The old subways are full of beautiful (underground) tile work and I snapped this photo of a really cool tile mural. The subways were crowded and a little confusing (and sometimes not too clean!), but we encountered so many friendly people. Lots of people offered to help us navigate and gave us lots of good advice...who knew New Yorkers were so friendly?!
After the race day, we got down to business exploring the city. We've done all the usual tourist destinations in the past, so we revisited some of our favorite sites, and boldly ventured into new territory. We walked so much each day, I felt like I'd run a marathon! Above, Julie and I are hanging around Times Square, with about a zillion other people.
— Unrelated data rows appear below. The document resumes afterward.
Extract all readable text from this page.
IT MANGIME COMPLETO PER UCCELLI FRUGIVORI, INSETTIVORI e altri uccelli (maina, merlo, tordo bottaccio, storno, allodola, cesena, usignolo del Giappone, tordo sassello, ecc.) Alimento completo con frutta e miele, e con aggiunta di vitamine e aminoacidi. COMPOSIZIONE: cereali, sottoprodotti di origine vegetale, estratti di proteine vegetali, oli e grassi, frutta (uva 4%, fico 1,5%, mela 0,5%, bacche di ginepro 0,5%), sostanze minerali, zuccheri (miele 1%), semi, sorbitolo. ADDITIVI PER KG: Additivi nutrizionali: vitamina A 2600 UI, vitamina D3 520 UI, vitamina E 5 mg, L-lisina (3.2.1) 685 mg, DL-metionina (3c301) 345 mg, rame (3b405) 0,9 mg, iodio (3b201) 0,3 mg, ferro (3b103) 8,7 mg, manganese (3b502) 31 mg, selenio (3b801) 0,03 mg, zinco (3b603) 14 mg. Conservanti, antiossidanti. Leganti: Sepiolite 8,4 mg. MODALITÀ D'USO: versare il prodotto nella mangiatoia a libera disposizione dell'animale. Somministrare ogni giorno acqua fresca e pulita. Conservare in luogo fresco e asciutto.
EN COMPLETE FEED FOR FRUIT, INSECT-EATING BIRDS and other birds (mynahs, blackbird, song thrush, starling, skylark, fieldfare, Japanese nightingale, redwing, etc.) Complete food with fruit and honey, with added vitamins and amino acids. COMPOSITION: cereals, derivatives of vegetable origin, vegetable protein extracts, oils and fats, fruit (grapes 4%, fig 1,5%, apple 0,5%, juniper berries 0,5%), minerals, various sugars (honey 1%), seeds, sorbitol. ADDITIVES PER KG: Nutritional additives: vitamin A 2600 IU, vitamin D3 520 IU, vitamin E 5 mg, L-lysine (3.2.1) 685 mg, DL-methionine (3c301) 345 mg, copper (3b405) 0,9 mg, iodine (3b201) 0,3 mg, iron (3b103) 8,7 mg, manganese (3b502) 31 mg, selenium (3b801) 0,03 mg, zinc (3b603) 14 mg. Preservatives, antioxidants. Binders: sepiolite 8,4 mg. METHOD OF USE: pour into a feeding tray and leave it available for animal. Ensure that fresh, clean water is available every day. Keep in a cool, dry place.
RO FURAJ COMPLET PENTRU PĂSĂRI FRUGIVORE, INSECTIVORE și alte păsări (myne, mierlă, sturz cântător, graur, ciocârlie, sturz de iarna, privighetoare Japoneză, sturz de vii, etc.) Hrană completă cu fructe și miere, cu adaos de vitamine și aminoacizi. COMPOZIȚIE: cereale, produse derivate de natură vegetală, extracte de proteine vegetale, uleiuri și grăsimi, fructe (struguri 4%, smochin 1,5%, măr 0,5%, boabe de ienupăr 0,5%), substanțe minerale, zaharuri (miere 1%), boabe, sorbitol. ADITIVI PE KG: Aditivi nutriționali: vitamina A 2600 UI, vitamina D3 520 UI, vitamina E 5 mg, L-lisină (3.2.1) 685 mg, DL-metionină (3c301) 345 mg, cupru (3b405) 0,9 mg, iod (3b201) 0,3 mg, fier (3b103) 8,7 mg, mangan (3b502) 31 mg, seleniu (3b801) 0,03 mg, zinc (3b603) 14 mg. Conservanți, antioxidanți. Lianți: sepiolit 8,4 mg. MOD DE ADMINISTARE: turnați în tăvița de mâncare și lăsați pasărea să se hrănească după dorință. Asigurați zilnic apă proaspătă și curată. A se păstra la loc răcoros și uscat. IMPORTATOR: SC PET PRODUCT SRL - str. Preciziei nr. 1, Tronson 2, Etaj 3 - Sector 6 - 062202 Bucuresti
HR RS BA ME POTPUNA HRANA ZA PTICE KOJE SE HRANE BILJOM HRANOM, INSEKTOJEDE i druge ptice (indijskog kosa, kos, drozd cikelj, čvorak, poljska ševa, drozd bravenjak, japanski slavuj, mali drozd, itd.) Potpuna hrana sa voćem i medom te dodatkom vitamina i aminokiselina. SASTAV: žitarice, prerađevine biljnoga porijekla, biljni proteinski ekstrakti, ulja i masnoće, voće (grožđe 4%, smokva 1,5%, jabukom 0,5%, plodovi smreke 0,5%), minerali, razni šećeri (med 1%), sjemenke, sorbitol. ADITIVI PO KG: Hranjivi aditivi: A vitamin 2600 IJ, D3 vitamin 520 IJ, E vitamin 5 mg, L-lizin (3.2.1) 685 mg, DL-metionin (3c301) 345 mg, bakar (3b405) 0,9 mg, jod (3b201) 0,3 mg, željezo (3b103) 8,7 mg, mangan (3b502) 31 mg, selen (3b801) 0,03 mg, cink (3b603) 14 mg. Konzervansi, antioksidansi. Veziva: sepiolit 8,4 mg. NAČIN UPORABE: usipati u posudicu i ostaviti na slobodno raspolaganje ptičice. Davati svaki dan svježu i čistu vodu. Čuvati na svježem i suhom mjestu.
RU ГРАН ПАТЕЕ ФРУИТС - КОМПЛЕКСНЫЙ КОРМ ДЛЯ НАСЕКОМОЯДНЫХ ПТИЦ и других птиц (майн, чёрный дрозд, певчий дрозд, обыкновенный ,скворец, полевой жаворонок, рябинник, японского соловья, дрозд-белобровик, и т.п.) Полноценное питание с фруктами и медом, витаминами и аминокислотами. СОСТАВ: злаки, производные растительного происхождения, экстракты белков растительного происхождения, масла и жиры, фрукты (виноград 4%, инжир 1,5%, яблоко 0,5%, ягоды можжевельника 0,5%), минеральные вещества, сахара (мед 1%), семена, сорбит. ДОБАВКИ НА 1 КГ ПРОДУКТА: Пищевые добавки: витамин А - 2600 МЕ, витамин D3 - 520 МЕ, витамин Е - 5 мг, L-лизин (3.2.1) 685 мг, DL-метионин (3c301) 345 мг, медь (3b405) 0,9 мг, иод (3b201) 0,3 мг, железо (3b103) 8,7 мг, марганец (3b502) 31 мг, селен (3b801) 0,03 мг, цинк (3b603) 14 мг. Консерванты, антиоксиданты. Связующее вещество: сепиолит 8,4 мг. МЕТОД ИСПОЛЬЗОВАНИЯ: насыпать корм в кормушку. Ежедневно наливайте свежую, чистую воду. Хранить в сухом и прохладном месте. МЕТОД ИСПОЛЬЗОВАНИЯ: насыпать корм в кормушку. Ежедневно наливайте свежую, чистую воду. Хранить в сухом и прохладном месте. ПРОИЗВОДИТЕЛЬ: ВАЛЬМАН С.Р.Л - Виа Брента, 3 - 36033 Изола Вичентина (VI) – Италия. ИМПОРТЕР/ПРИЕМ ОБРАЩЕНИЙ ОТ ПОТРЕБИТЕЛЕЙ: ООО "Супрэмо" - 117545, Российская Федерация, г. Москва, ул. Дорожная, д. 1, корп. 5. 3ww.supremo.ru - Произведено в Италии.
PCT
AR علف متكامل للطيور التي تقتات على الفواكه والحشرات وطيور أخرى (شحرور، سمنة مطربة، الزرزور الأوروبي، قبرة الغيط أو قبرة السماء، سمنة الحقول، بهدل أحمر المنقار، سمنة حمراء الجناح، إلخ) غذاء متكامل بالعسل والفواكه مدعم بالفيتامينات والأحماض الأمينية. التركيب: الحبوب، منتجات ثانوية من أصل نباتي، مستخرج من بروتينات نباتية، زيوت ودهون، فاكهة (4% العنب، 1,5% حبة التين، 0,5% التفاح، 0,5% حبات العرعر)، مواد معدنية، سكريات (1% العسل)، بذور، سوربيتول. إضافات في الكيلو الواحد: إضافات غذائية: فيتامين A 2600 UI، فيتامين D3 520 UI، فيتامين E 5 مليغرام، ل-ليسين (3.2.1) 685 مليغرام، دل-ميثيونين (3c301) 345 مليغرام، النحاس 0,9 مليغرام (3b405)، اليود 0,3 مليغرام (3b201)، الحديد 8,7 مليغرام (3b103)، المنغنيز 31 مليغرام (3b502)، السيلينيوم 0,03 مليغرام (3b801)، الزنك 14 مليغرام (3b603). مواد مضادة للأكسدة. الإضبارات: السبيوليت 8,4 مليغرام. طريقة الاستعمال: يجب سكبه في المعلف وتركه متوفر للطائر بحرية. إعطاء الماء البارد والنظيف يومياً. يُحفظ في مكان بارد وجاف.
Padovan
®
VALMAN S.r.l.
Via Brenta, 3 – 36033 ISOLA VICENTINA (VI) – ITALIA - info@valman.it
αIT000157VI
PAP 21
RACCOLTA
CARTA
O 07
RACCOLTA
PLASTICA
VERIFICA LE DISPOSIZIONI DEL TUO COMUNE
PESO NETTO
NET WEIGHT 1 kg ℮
We planned ahead and got tickets for one Broadway show. Before the usher told the man behind me that ALL photos (before, after or during) are prohibited I shot this great photo of the stage and set. The old theater was amazing and beautiful, but the seats were so (charmingly) small and cozy!
One of our favorite activities was a Walking Food Tour of Greenwich Village. I had booked this in advance after our daughter Ali had enjoyed this tour earlier this year. We took the subway to meet our tour guide and other food-tasters in Greenwich Village. Then we spent 3.5 hours walking through the lovely village, away from the noise of the city. We sampled food at 8 different restaurants, and got a wonderful narration about the history and architecture of Greenwich Village along the way. Above is one of our stops, a charming little bakery called Milk & Cookies. I would definitely return to tour a different part of the city with this tour company...we met great people and ate yummy food...it was even educational!
Back in the city, we happened upon an iconic little business. Does anyone remember the "Soup Nazi" character from Seinfeld? Yup, he's still there dishing out soup...next!
After dark, we were excited to walk by Macy's and find their giant tree already up and the cute "Believe" clock ticking it's way toward Christmas.
The skating rink at Rockefeller Center was in full swing with lots of eager skaters. Alas, we packed our bags and winged our way back to the "Land of Oz" and back to work. NYC was really a change of pace and alot of fun. But, as our favorite film character Dorothy says..."There's no place like home!"